The PAC didn’t respond for nearly a month, blaming the silence on “a lack of communication.” When Brad Armstrong finally got back to the mayor with a written response to his query, he didn’t just suggest that the new mayor permanently waive the Foundation’s approaching fundraising deadline — the deadline that held the PAC’s “feet to the fire,” remember? — he began laying the groundwork for the blame game [emphasis mine]:
Armstrong also tells Wilder that with “your personal involvement and support” the foundation expects to have the $93 million raised by Dec. 31, 2006. “Several important donors will not currently commit because of the perceived uncertainty of the city’s support for this project,” Armstrong said.
So here it is, folks — just a few months into Wilder’s term, and after one month of stonewalling by the Foundation, the place where the “myth” first drew breath.
“My personal involvement?” he said incredulously, of Armstrong’s suggestion that the mayor help with fundraising.
Wilder also reacted skeptically to other details, some of which have been previously questioned by critics of the project. For example, he wondered how the foundation could report having raised $67.7 million for construction when the total includes $15.8 million in city funds that will apparently be lost if the July 1 deadline is enforced.

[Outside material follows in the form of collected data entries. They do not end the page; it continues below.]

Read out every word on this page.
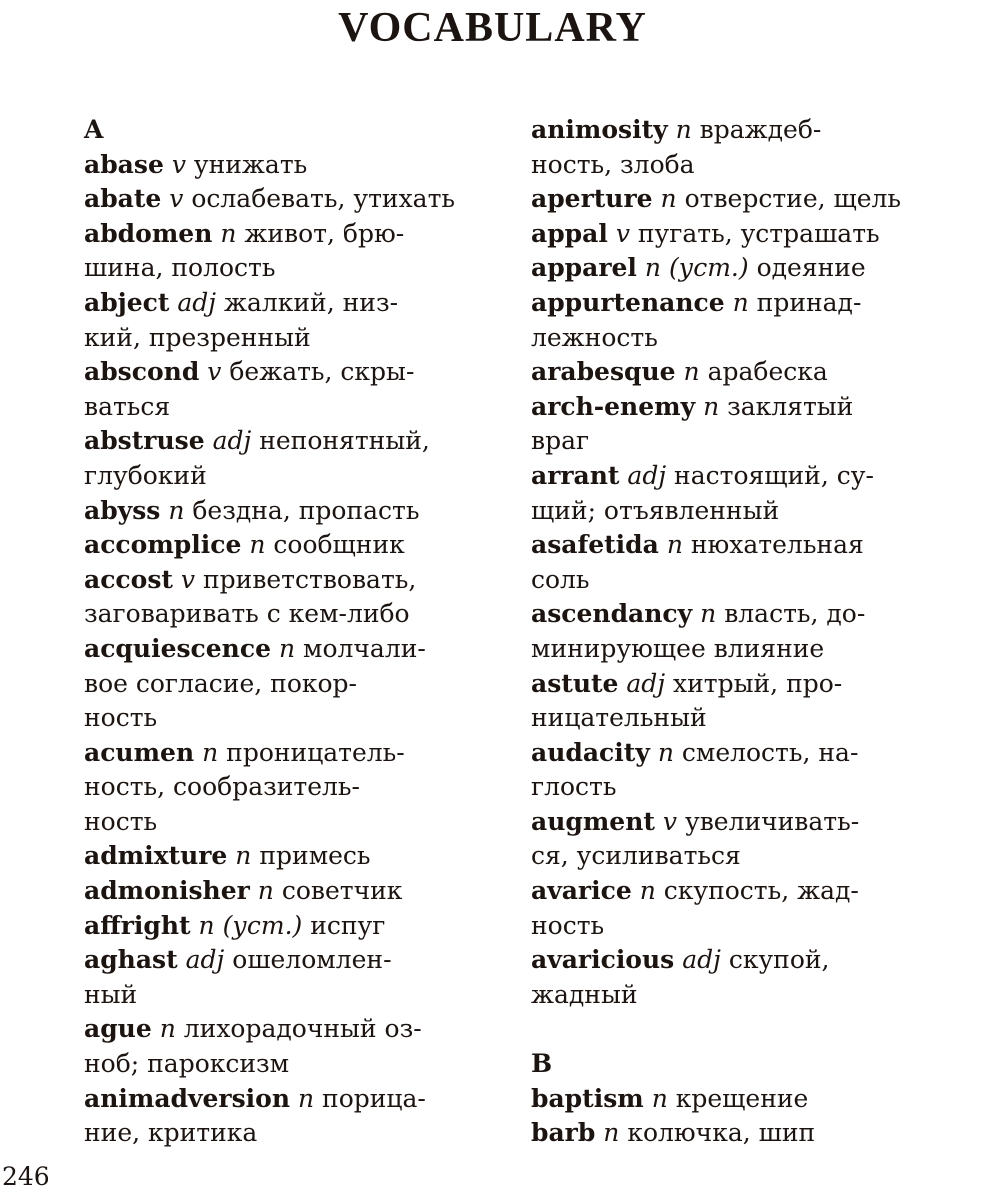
VOCABULARY
A
abase v унижать
abate v ослабевать, утихать
abdomen n живот, брю-
шина, полость
abject adj жалкий, низ-
кий, презренный
abscond v бежать, скры-
ваться
abstruse adj непонятный,
глубокий
abyss n бездна, пропасть
accomplice n сообщник
accost v приветствовать,
заговаривать с кем-либо
acquiescence n молчали-
вое согласие, покор-
ность
acumen n проницатель-
ность, сообразитель-
ность
admixture n примесь
admonisher n советчик
affright n (уст.) испуг
aghast adj ошеломлен-
ный
ague n лихорадочный оз-
ноб; пароксизм
animadversion n порица-
ние, критика
animosity n враждеб-
ность, злоба
aperture n отверстие, щель
appal v пугать, устрашать
apparel n (уст.) одеяние
appurtenance n принад-
лежность
arabesque n арабеска
arch-enemy n заклятый
враг
arrant adj настоящий, су-
щий; отъявленный
asafetida n нюхательная
соль
ascendancy n власть, до-
минирующее влияние
astute adj хитрый, про-
ницательный
audacity n смелость, на-
глость
augment v увеличивать-
ся, усиливаться
avarice n скупость, жад-
ность
avaricious adj скупой,
жадный
B
baptism n крещение
barb n колючка, шип
246
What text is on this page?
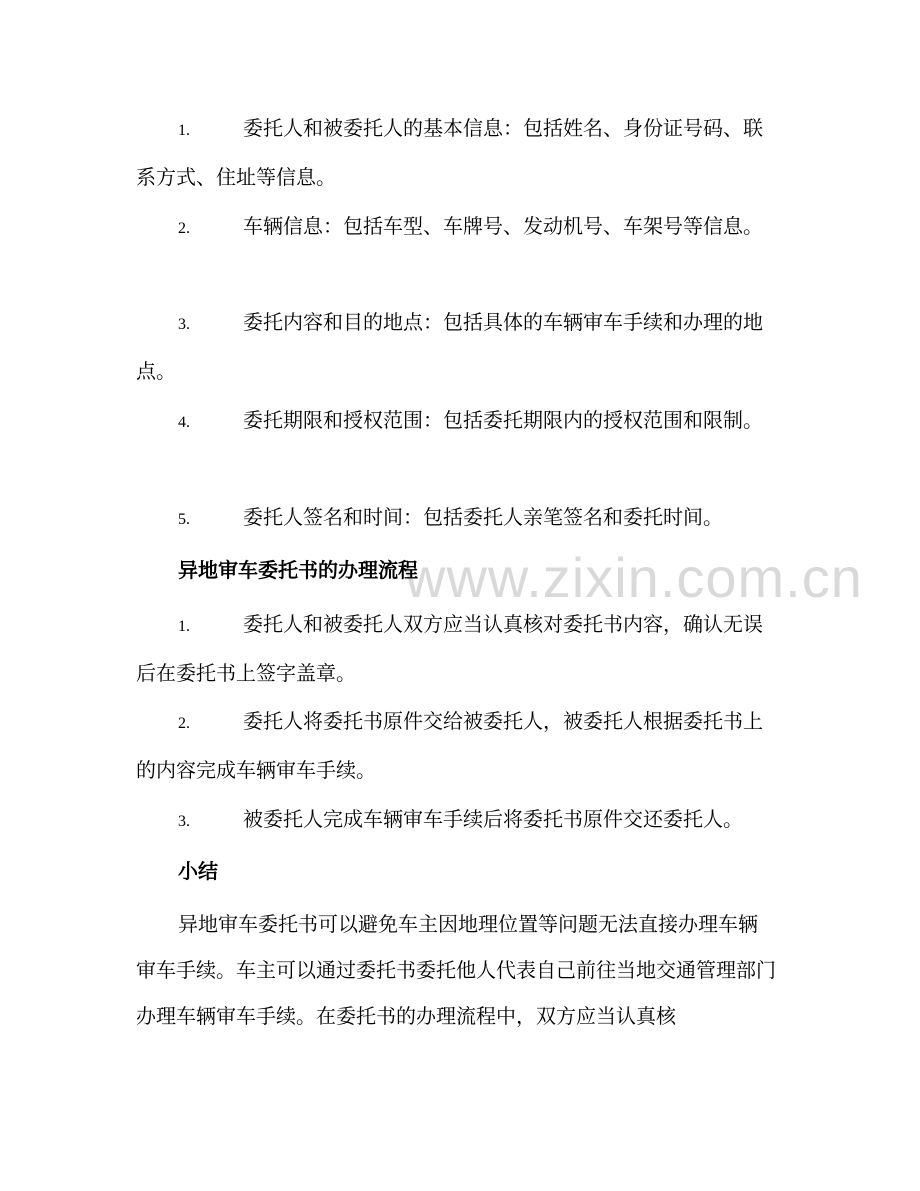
www.zixin.com.cn
1.	委托人和被委托人的基本信息：包括姓名、身份证号码、联系方式、住址等信息。
2.	车辆信息：包括车型、车牌号、发动机号、车架号等信息。
3.	委托内容和目的地点：包括具体的车辆审车手续和办理的地点。
4.	委托期限和授权范围：包括委托期限内的授权范围和限制。
5.	委托人签名和时间：包括委托人亲笔签名和委托时间。
异地审车委托书的办理流程
1.	委托人和被委托人双方应当认真核对委托书内容，确认无误后在委托书上签字盖章。
2.	委托人将委托书原件交给被委托人，被委托人根据委托书上的内容完成车辆审车手续。
3.	被委托人完成车辆审车手续后将委托书原件交还委托人。
小结
异地审车委托书可以避免车主因地理位置等问题无法直接办理车辆审车手续。车主可以通过委托书委托他人代表自己前往当地交通管理部门办理车辆审车手续。在委托书的办理流程中，双方应当认真核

He also questioned whether the foundation could realistically expect to raise $12 million from Richmond-area localities when the current proposal — an increase in local-lodging taxes — has been opposed by him and officials in Chesterfield County.
If this crawl through the public record doesn’t convince that we all swallow pure hogwash whenever the “Doug Did It!” excuse is cited, check the Save Richmond archive. Months before the new mayor took office, we were warning on this very website that the Foundation’s uncertain finances and wasteful spending could bankrupt the Carpenter and leave the city with a big hole it couldn’t fill. If a buncha freelancing rubes like us could see a looming iceberg on the horizon, I daresay a man like Doug Wilder can recognize the obvious too.
Yes, the roots of many fanciful urban myths are murky, their origins hard to trace. But “Doug Did It!” is relatively easy to pin down — Richmond finger-pointers can map this particular piece of lively propaganda back to its original sources: Brad Armstrong of the VAPAF and Ross Mackenzie of the Richmond Times-Dispatch.